Freie Presse: Über das viel gelobte Kulturraumgesetz gibt Sachsen für Kunst und Kultur rund 90 Millionen Euro im Jahr. Ist das für diesen Bereich kein ausreichendes Förderinstrument für den ganzen Freistaat?

Torsten Tannenberg: Nein, und so ist es auch nicht gedacht. Das Gesetz wurde ursprünglich für den Erhalt der Theater- und Orchesterlandschaft in der Finanzsituation nach der Wende gemacht.
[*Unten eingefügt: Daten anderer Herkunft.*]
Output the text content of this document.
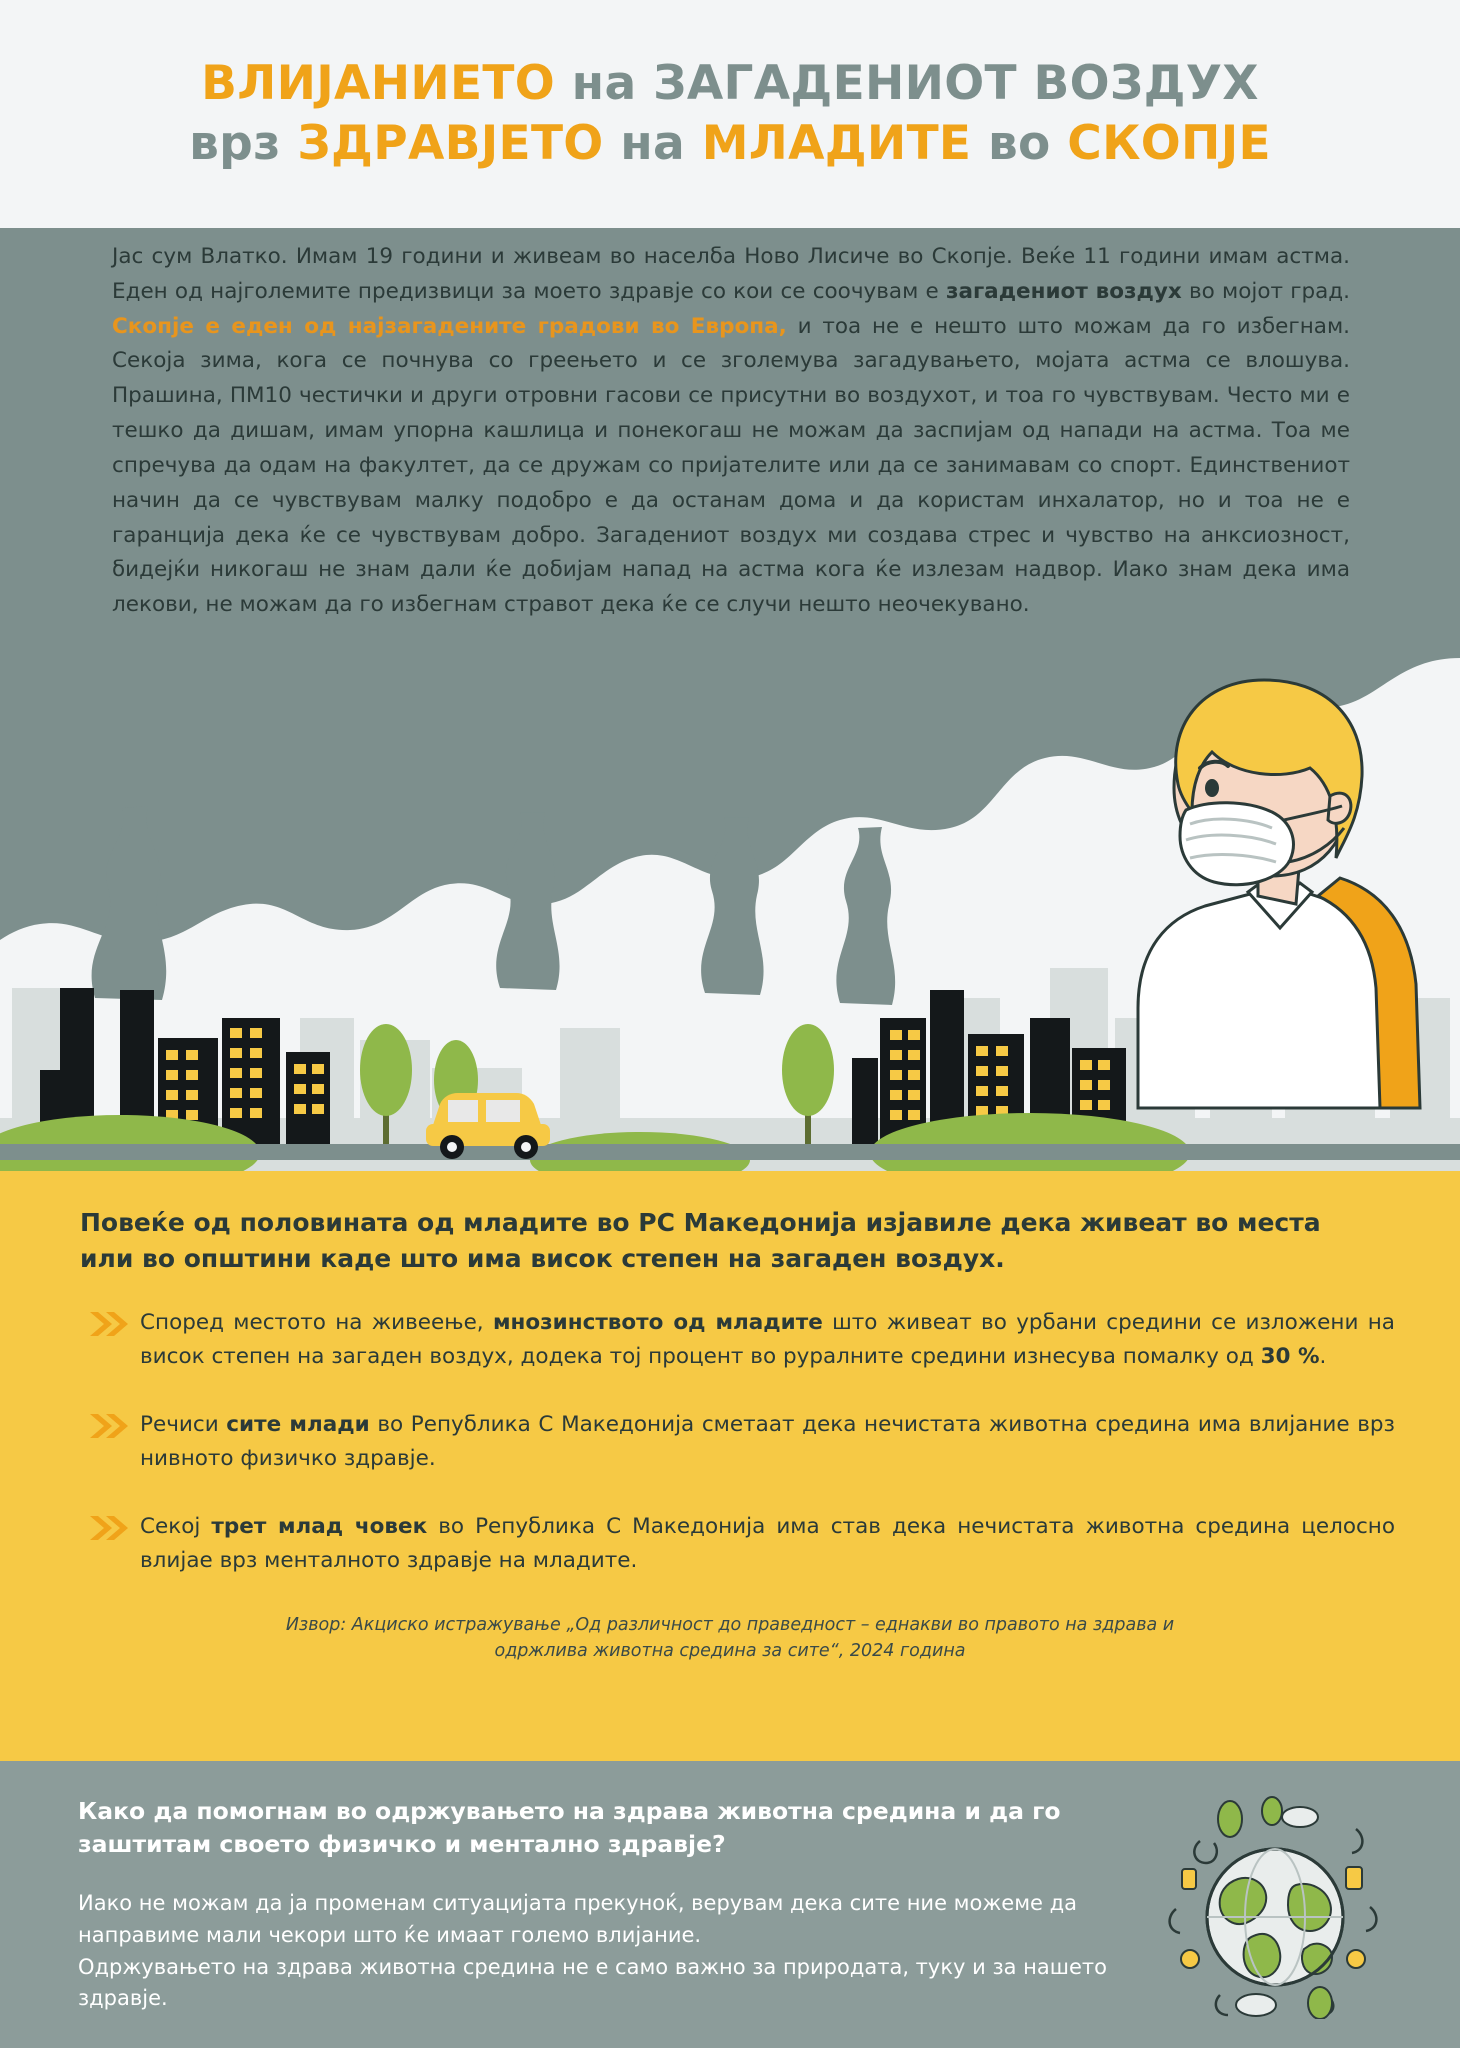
ВЛИЈАНИЕТО на ЗАГАДЕНИОТ ВОЗДУХ
врз ЗДРАВЈЕТО на МЛАДИТЕ во СКОПЈЕ

Јас сум Влатко. Имам 19 години и живеам во населба Ново Лисиче во Скопје. Веќе 11 години имам астма. Еден од најголемите предизвици за моето здравје со кои се соочувам е загадениот воздух во мојот град. Скопје е еден од најзагадените градови во Европа, и тоа не е нешто што можам да го избегнам. Секоја зима, кога се почнува со греењето и се зголемува загадувањето, мојата астма се влошува. Прашина, ПМ10 честички и други отровни гасови се присутни во воздухот, и тоа го чувствувам. Често ми е тешко да дишам, имам упорна кашлица и понекогаш не можам да заспијам од напади на астма. Тоа ме спречува да одам на факултет, да се дружам со пријателите или да се занимавам со спорт. Единствениот начин да се чувствувам малку подобро е да останам дома и да користам инхалатор, но и тоа не е гаранција дека ќе се чувствувам добро. Загадениот воздух ми создава стрес и чувство на анксиозност, бидејќи никогаш не знам дали ќе добијам напад на астма кога ќе излезам надвор. Иако знам дека има лекови, не можам да го избегнам стравот дека ќе се случи нешто неочекувано.

Повеќе од половината од младите во РС Македонија изјавиле дека живеат во места или во општини каде што има висок степен на загаден воздух.
Според местото на живеење, мнозинството од младите што живеат во урбани средини се изложени на висок степен на загаден воздух, додека тој процент во руралните средини изнесува помалку од 30 %.
Речиси сите млади во Република С Македонија сметаат дека нечистата животна средина има влијание врз нивното физичко здравје.
Секој трет млад човек во Република С Македонија има став дека нечистата животна средина целосно влијае врз менталното здравје на младите.
Извор: Акциско истражување „Од различност до праведност – еднакви во правото на здрава и одржлива животна средина за сите“, 2024 година
Како да помогнам во одржувањето на здрава животна средина и да го заштитам своето физичко и ментално здравје?
Иако не можам да ја променам ситуацијата прекуноќ, верувам дека сите ние можеме да направиме мали чекори што ќе имаат големо влијание.
Одржувањето на здрава животна средина не е само важно за природата, туку и за нашето здравје.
Damals musste schnell die heute noch gültige und eigentlich auch weitsichtige Lösung her, der über die Jahre immer mehr Kulturbereiche zugeschlagen wurden. Aber sie basiert eben auf drei Förderebenen: Land, Kulturräume und Kommunen! Und wir brauchen nach wie vor alle drei. Das Land bezahlt Leuchttürme wie das Bachfest oder die Staatsoper, die Kommunen ihre Sachen vor Ort. Die Kulturräume dagegen fördern alles von regionaler Bedeutung.

Das mit der Semperoper ist klar. Darüber hinaus hat man aber schon den Eindruck, dass die Kulturförderung im Land fast ausschließlich per Kulturraumgesetz erfolgt?

Ja, es gibt solche Tendenzen, gerade in den ländlichen Kulturräumen. Da gibt es die schleichende Tendenz, so viel wie möglich beim Kulturraum unterzubringen. Dabei ist nun wirklich nicht jede Heimatstube, jede Stadtbibliothek und jedes Rathauskonzert für den ganzen Kulturraum relevant. Dass das alles trotzdem gefördert wird, führt zu einer gewissen Überforderung. Die kommunale Förderebene ist da oft schon weggebrochen. Was natürlich oft auch an der finanziellen Situation der Kommunen liegt. Es hat sich aber auch eine entsprechende Denkweise, eine Anspruchshaltung herausgebildet.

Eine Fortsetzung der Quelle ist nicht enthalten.